Ai2's new Olmo 3.1 extends reinforcement learning training for stronger reasoning benchmarks


The Allen Institute for AI (Ai2) recently released what it calls its most powerful model family to date, Olmo 3. But the company kept iterating on the models and expanding the RL (reinforcement learning) runs to create Olmo 3.1.
The new Olmo 3.1 models focus on efficiency, transparency and control for enterprises.
Ai2 has updated two of the three versions of Olmo 2: Olmo 3.1 Think 32B, the flagship model optimized for advanced research, and Olmo 3.1 Instruct 32B, designed for instruction following, multi-turn dialogue and tool use.
Olmo 3 has a third version, Olmo 3-Base for programming, comprehension and math. It also works well for further fine tuning.
Ai2 said that in order to upgrade Olmo 3 Think 32B to Olmo 3.1, the researchers extended their best RL run with a longer training schedule.
“Following the original launch of Olmo 3, we resumed our RL training run for Olmo 3 32B Think, training for an additional 21 days on 224 GPUs with additional epochs against our Dolci-Think-RL dataset,” Ai2 said in a blog post. “This delivered Olmo 3.1 32B Think, which delivers substantial gains in math, reasoning and following instructions: improvements of 5+ points on AIME, 4+ points on ZebraLogic, 4+ points on IFEval and 20+ points on IFBench, in addition to stronger performance in coding and complex multi-step tasks.”
To achieve Olmo 3.1 Instruct, Ai2 said its researchers applied the recipe behind the smaller Instruct size, 7B, to the larger model.
Olmo 3.1 Instruct 32B is “optimized for chat, tool use and multi-turn dialogue, making it a much more performant brother of Olmo 3 Instruct 7B and ready for real-world applications,” Ai2 said in a message on X.

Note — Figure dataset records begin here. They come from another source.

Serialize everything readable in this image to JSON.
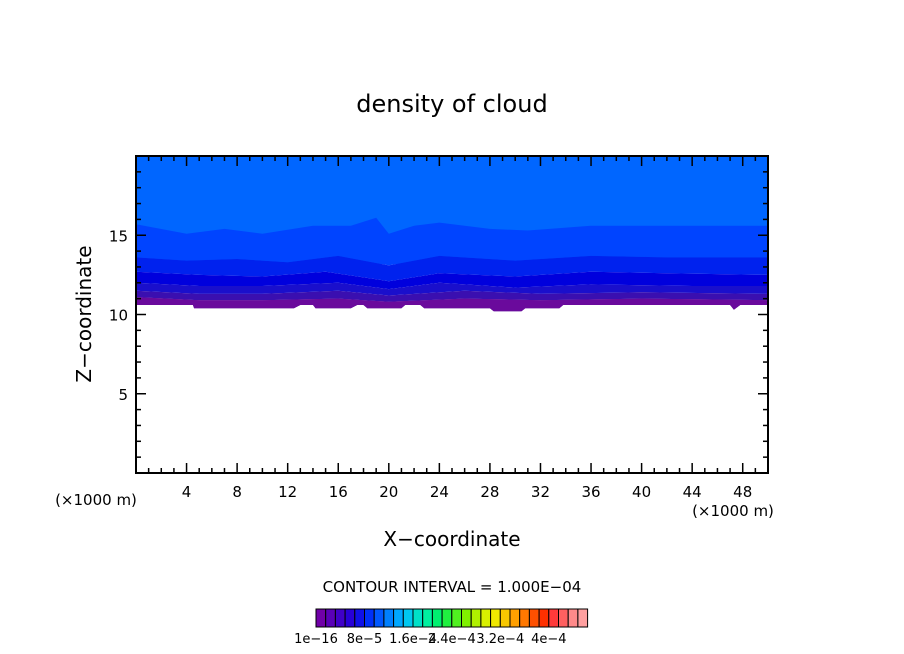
{
  "chart_data": {
    "type": "heatmap",
    "title": "density of cloud",
    "xlabel": "X−coordinate",
    "ylabel": "Z−coordinate",
    "x_unit_label_left": "(×1000 m)",
    "x_unit_label_right": "(×1000 m)",
    "xlim": [
      0,
      50
    ],
    "ylim": [
      0,
      20
    ],
    "x_ticks": [
      4,
      8,
      12,
      16,
      20,
      24,
      28,
      32,
      36,
      40,
      44,
      48
    ],
    "y_ticks": [
      5,
      10,
      15
    ],
    "background_color": "#0066ff",
    "bands": [
      {
        "color": "#0044ff",
        "profile": [
          [
            0,
            15.7
          ],
          [
            4,
            15.1
          ],
          [
            7,
            15.4
          ],
          [
            10,
            15.1
          ],
          [
            14,
            15.6
          ],
          [
            17,
            15.6
          ],
          [
            19,
            16.1
          ],
          [
            20,
            15.1
          ],
          [
            22,
            15.6
          ],
          [
            24,
            15.8
          ],
          [
            26,
            15.6
          ],
          [
            28,
            15.4
          ],
          [
            31,
            15.3
          ],
          [
            36,
            15.6
          ],
          [
            42,
            15.6
          ],
          [
            50,
            15.6
          ]
        ]
      },
      {
        "color": "#0022ee",
        "profile": [
          [
            0,
            13.6
          ],
          [
            4,
            13.4
          ],
          [
            8,
            13.5
          ],
          [
            12,
            13.3
          ],
          [
            16,
            13.7
          ],
          [
            20,
            13.1
          ],
          [
            24,
            13.7
          ],
          [
            30,
            13.4
          ],
          [
            36,
            13.7
          ],
          [
            42,
            13.6
          ],
          [
            50,
            13.6
          ]
        ]
      },
      {
        "color": "#0000dd",
        "profile": [
          [
            0,
            12.7
          ],
          [
            5,
            12.5
          ],
          [
            10,
            12.4
          ],
          [
            15,
            12.7
          ],
          [
            20,
            12.1
          ],
          [
            24,
            12.6
          ],
          [
            30,
            12.4
          ],
          [
            36,
            12.7
          ],
          [
            42,
            12.6
          ],
          [
            50,
            12.5
          ]
        ]
      },
      {
        "color": "#1a0fcc",
        "profile": [
          [
            0,
            12.0
          ],
          [
            5,
            11.8
          ],
          [
            10,
            11.8
          ],
          [
            16,
            12.0
          ],
          [
            20,
            11.6
          ],
          [
            24,
            12.0
          ],
          [
            30,
            11.7
          ],
          [
            36,
            11.9
          ],
          [
            44,
            11.8
          ],
          [
            50,
            11.8
          ]
        ]
      },
      {
        "color": "#3a0fb0",
        "profile": [
          [
            0,
            11.5
          ],
          [
            5,
            11.3
          ],
          [
            10,
            11.3
          ],
          [
            16,
            11.5
          ],
          [
            20,
            11.2
          ],
          [
            26,
            11.5
          ],
          [
            32,
            11.3
          ],
          [
            40,
            11.4
          ],
          [
            50,
            11.3
          ]
        ]
      },
      {
        "color": "#55129e",
        "profile": [
          [
            0,
            11.1
          ],
          [
            5,
            10.9
          ],
          [
            10,
            10.9
          ],
          [
            16,
            11.0
          ],
          [
            20,
            10.8
          ],
          [
            26,
            11.0
          ],
          [
            32,
            10.9
          ],
          [
            40,
            11.0
          ],
          [
            50,
            10.9
          ]
        ]
      },
      {
        "color": "#6a0a9c",
        "profile": [
          [
            0,
            10.6
          ],
          [
            4.5,
            10.6
          ],
          [
            4.6,
            10.4
          ],
          [
            12.5,
            10.4
          ],
          [
            13,
            10.6
          ],
          [
            14,
            10.6
          ],
          [
            14.2,
            10.4
          ],
          [
            17,
            10.4
          ],
          [
            17.5,
            10.6
          ],
          [
            18,
            10.6
          ],
          [
            18.3,
            10.4
          ],
          [
            21,
            10.4
          ],
          [
            21.3,
            10.6
          ],
          [
            22.5,
            10.6
          ],
          [
            22.8,
            10.4
          ],
          [
            28,
            10.4
          ],
          [
            28.3,
            10.2
          ],
          [
            30.5,
            10.2
          ],
          [
            30.8,
            10.4
          ],
          [
            33.5,
            10.4
          ],
          [
            33.8,
            10.6
          ],
          [
            47,
            10.6
          ],
          [
            47.3,
            10.3
          ],
          [
            47.8,
            10.6
          ],
          [
            50,
            10.6
          ]
        ]
      }
    ],
    "contour_interval_label": "CONTOUR INTERVAL = 1.000E−04",
    "colorbar": {
      "colors": [
        "#7000a8",
        "#5a00b8",
        "#4000c8",
        "#2800d8",
        "#1010e8",
        "#0030f8",
        "#0058ff",
        "#0080ff",
        "#00a8ff",
        "#00c8f0",
        "#00e0c8",
        "#00f0a0",
        "#00f070",
        "#20f040",
        "#50f020",
        "#80f000",
        "#b0f000",
        "#d8f000",
        "#f0e800",
        "#f8c800",
        "#ffa000",
        "#ff7800",
        "#ff5000",
        "#ff3000",
        "#ff3a3a",
        "#ff6060",
        "#ff8a8a",
        "#ffa0a0"
      ],
      "labels": [
        {
          "text": "1e−16",
          "index": 0
        },
        {
          "text": "8e−5",
          "index": 5
        },
        {
          "text": "1.6e−4",
          "index": 10
        },
        {
          "text": "2.4e−4",
          "index": 14
        },
        {
          "text": "3.2e−4",
          "index": 19
        },
        {
          "text": "4e−4",
          "index": 24
        }
      ]
    }
  }
}
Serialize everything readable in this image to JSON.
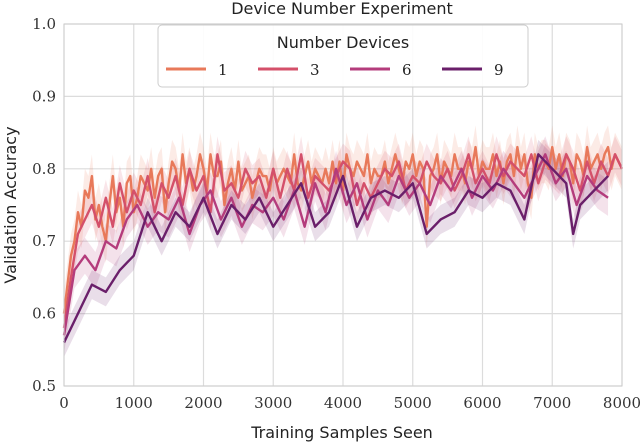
{
  "chart_data": {
    "type": "line",
    "title": "Device Number Experiment",
    "xlabel": "Training Samples Seen",
    "ylabel": "Validation Accuracy",
    "xlim": [
      0,
      8000
    ],
    "ylim": [
      0.5,
      1.0
    ],
    "xticks": [
      0,
      1000,
      2000,
      3000,
      4000,
      5000,
      6000,
      7000,
      8000
    ],
    "yticks": [
      0.5,
      0.6,
      0.7,
      0.8,
      0.9,
      1.0
    ],
    "xtick_labels": [
      "0",
      "1000",
      "2000",
      "3000",
      "4000",
      "5000",
      "6000",
      "7000",
      "8000"
    ],
    "ytick_labels": [
      "0.5",
      "0.6",
      "0.7",
      "0.8",
      "0.9",
      "1.0"
    ],
    "grid": true,
    "legend": {
      "title": "Number Devices",
      "placement": "top-center"
    },
    "series": [
      {
        "name": "1",
        "color": "#e8795a",
        "band": 0.03,
        "x": [
          0,
          50,
          100,
          150,
          200,
          250,
          300,
          350,
          400,
          450,
          500,
          550,
          600,
          650,
          700,
          750,
          800,
          850,
          900,
          950,
          1000,
          1050,
          1100,
          1150,
          1200,
          1250,
          1300,
          1350,
          1400,
          1450,
          1500,
          1550,
          1600,
          1650,
          1700,
          1750,
          1800,
          1850,
          1900,
          1950,
          2000,
          2050,
          2100,
          2150,
          2200,
          2250,
          2300,
          2350,
          2400,
          2450,
          2500,
          2550,
          2600,
          2650,
          2700,
          2750,
          2800,
          2850,
          2900,
          2950,
          3000,
          3050,
          3100,
          3150,
          3200,
          3250,
          3300,
          3350,
          3400,
          3450,
          3500,
          3550,
          3600,
          3650,
          3700,
          3750,
          3800,
          3850,
          3900,
          3950,
          4000,
          4050,
          4100,
          4150,
          4200,
          4250,
          4300,
          4350,
          4400,
          4450,
          4500,
          4550,
          4600,
          4650,
          4700,
          4750,
          4800,
          4850,
          4900,
          4950,
          5000,
          5050,
          5100,
          5150,
          5200,
          5250,
          5300,
          5350,
          5400,
          5450,
          5500,
          5550,
          5600,
          5650,
          5700,
          5750,
          5800,
          5850,
          5900,
          5950,
          6000,
          6050,
          6100,
          6150,
          6200,
          6250,
          6300,
          6350,
          6400,
          6450,
          6500,
          6550,
          6600,
          6650,
          6700,
          6750,
          6800,
          6850,
          6900,
          6950,
          7000,
          7050,
          7100,
          7150,
          7200,
          7250,
          7300,
          7350,
          7400,
          7450,
          7500,
          7550,
          7600,
          7650,
          7700,
          7750,
          7800,
          7850,
          7900,
          7950,
          8000
        ],
        "y": [
          0.6,
          0.64,
          0.68,
          0.7,
          0.74,
          0.72,
          0.77,
          0.76,
          0.79,
          0.73,
          0.75,
          0.72,
          0.7,
          0.75,
          0.79,
          0.74,
          0.76,
          0.72,
          0.78,
          0.79,
          0.74,
          0.76,
          0.79,
          0.78,
          0.77,
          0.8,
          0.76,
          0.79,
          0.8,
          0.74,
          0.78,
          0.81,
          0.8,
          0.77,
          0.82,
          0.78,
          0.8,
          0.77,
          0.79,
          0.82,
          0.8,
          0.77,
          0.82,
          0.79,
          0.79,
          0.81,
          0.75,
          0.78,
          0.8,
          0.77,
          0.81,
          0.77,
          0.78,
          0.79,
          0.76,
          0.78,
          0.8,
          0.79,
          0.79,
          0.77,
          0.8,
          0.78,
          0.79,
          0.8,
          0.79,
          0.78,
          0.82,
          0.78,
          0.77,
          0.79,
          0.81,
          0.78,
          0.8,
          0.79,
          0.78,
          0.8,
          0.78,
          0.81,
          0.78,
          0.81,
          0.77,
          0.82,
          0.8,
          0.79,
          0.81,
          0.8,
          0.79,
          0.82,
          0.78,
          0.8,
          0.79,
          0.79,
          0.81,
          0.78,
          0.8,
          0.82,
          0.8,
          0.78,
          0.81,
          0.8,
          0.82,
          0.79,
          0.81,
          0.8,
          0.72,
          0.79,
          0.8,
          0.82,
          0.78,
          0.81,
          0.8,
          0.79,
          0.82,
          0.8,
          0.8,
          0.78,
          0.81,
          0.8,
          0.83,
          0.79,
          0.81,
          0.8,
          0.8,
          0.82,
          0.79,
          0.81,
          0.78,
          0.81,
          0.82,
          0.79,
          0.83,
          0.8,
          0.82,
          0.78,
          0.76,
          0.82,
          0.8,
          0.81,
          0.81,
          0.8,
          0.83,
          0.8,
          0.82,
          0.79,
          0.82,
          0.81,
          0.78,
          0.82,
          0.81,
          0.79,
          0.83,
          0.8,
          0.81,
          0.82,
          0.8,
          0.82,
          0.83,
          0.8,
          0.82,
          0.81,
          0.8
        ]
      },
      {
        "name": "3",
        "color": "#d4506a",
        "band": 0.025,
        "x": [
          0,
          100,
          200,
          300,
          400,
          500,
          600,
          700,
          800,
          900,
          1000,
          1100,
          1200,
          1300,
          1400,
          1500,
          1600,
          1700,
          1800,
          1900,
          2000,
          2100,
          2200,
          2300,
          2400,
          2500,
          2600,
          2700,
          2800,
          2900,
          3000,
          3100,
          3200,
          3300,
          3400,
          3500,
          3600,
          3700,
          3800,
          3900,
          4000,
          4100,
          4200,
          4300,
          4400,
          4500,
          4600,
          4700,
          4800,
          4900,
          5000,
          5100,
          5200,
          5300,
          5400,
          5500,
          5600,
          5700,
          5800,
          5900,
          6000,
          6100,
          6200,
          6300,
          6400,
          6500,
          6600,
          6700,
          6800,
          6900,
          7000,
          7100,
          7200,
          7300,
          7400,
          7500,
          7600,
          7700,
          7800,
          7900,
          8000
        ],
        "y": [
          0.58,
          0.65,
          0.71,
          0.73,
          0.75,
          0.72,
          0.76,
          0.72,
          0.78,
          0.74,
          0.77,
          0.75,
          0.79,
          0.74,
          0.78,
          0.76,
          0.79,
          0.75,
          0.8,
          0.77,
          0.79,
          0.74,
          0.82,
          0.77,
          0.78,
          0.76,
          0.8,
          0.78,
          0.79,
          0.76,
          0.8,
          0.76,
          0.8,
          0.77,
          0.82,
          0.76,
          0.79,
          0.78,
          0.77,
          0.79,
          0.81,
          0.8,
          0.75,
          0.78,
          0.76,
          0.78,
          0.8,
          0.79,
          0.81,
          0.77,
          0.79,
          0.78,
          0.81,
          0.79,
          0.78,
          0.8,
          0.77,
          0.79,
          0.82,
          0.78,
          0.8,
          0.78,
          0.82,
          0.79,
          0.81,
          0.8,
          0.79,
          0.82,
          0.78,
          0.81,
          0.8,
          0.79,
          0.82,
          0.8,
          0.77,
          0.81,
          0.78,
          0.81,
          0.79,
          0.82,
          0.8
        ]
      },
      {
        "name": "6",
        "color": "#b43c7c",
        "band": 0.025,
        "x": [
          0,
          150,
          300,
          450,
          600,
          750,
          900,
          1050,
          1200,
          1350,
          1500,
          1650,
          1800,
          1950,
          2100,
          2250,
          2400,
          2550,
          2700,
          2850,
          3000,
          3150,
          3300,
          3450,
          3600,
          3750,
          3900,
          4050,
          4200,
          4350,
          4500,
          4650,
          4800,
          4950,
          5100,
          5250,
          5400,
          5550,
          5700,
          5850,
          6000,
          6150,
          6300,
          6450,
          6600,
          6750,
          6900,
          7050,
          7200,
          7350,
          7500,
          7650,
          7800
        ],
        "y": [
          0.57,
          0.66,
          0.68,
          0.66,
          0.7,
          0.69,
          0.73,
          0.75,
          0.72,
          0.74,
          0.73,
          0.76,
          0.71,
          0.75,
          0.77,
          0.73,
          0.76,
          0.72,
          0.75,
          0.74,
          0.76,
          0.73,
          0.77,
          0.72,
          0.78,
          0.74,
          0.8,
          0.75,
          0.78,
          0.73,
          0.77,
          0.75,
          0.79,
          0.76,
          0.78,
          0.75,
          0.79,
          0.77,
          0.8,
          0.76,
          0.79,
          0.77,
          0.8,
          0.78,
          0.76,
          0.79,
          0.82,
          0.78,
          0.8,
          0.75,
          0.79,
          0.77,
          0.76
        ]
      },
      {
        "name": "9",
        "color": "#6a1f6a",
        "band": 0.02,
        "x": [
          0,
          200,
          400,
          600,
          800,
          1000,
          1200,
          1400,
          1600,
          1800,
          2000,
          2200,
          2400,
          2600,
          2800,
          3000,
          3200,
          3400,
          3600,
          3800,
          4000,
          4200,
          4400,
          4600,
          4800,
          5000,
          5200,
          5400,
          5600,
          5800,
          6000,
          6200,
          6400,
          6600,
          6800,
          7000,
          7200,
          7300,
          7400,
          7600,
          7800
        ],
        "y": [
          0.56,
          0.6,
          0.64,
          0.63,
          0.66,
          0.68,
          0.74,
          0.7,
          0.74,
          0.72,
          0.76,
          0.71,
          0.75,
          0.73,
          0.76,
          0.72,
          0.75,
          0.78,
          0.72,
          0.74,
          0.79,
          0.72,
          0.76,
          0.77,
          0.76,
          0.78,
          0.71,
          0.73,
          0.74,
          0.77,
          0.76,
          0.78,
          0.77,
          0.73,
          0.82,
          0.8,
          0.78,
          0.71,
          0.75,
          0.77,
          0.79
        ]
      }
    ]
  }
}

For now, the new checkpoints are available on the Ai2 Playground or Hugging Face, with API access coming soon.
Better performance on benchmarks
The Olmo 3.1 models performed well in benchmark tests, predictably beating the Olmo 3 models.
Olmo 3.1 Think outperformed the Qwen 3 32B models in the AIME 2025 benchmark and performed close to the Gemma 27B.
Olmo 3.1 Instruct performed strongly against its open source peers, even beating models like Gemma 3 on the Math benchmark.
“As for Olmo 3.1 32B Instruct, it is a larger-scale instruction-tuned model built for chat, tool use, and multi-turn dialogue. Olmo 3.1 32B Instruct is our most capable fully open chat model yet and – in our evaluations – the strongest fully open 32B scale instruct model,” the company said.
Ai2 has also upgraded its RL-Zero 7B models for math and coding. The company said on X that both models benefited from longer and more stable training runs.
Commitment to transparency and open source
Ai2 previously told VentureBeat that it designed the Olmo 3 family of models to provide companies and research labs with greater control and understanding of the data and training incorporated into the model.
Organizations can expand the model’s data mix and retrain it to learn from what has been added as well.
This has long been a commitment for Ai2, which is also a tool called OlmoTrace that tracks how LLM output matches the training data.
“Together, Olmo 3.1 Think 32B and Olmo 3.1 Instruct 32B demonstrate that openness and performance can move forward together. By extending the same model flow, we continue to improve capabilities while maintaining end-to-end transparency over data, code, and training decisions,” Ai2 said.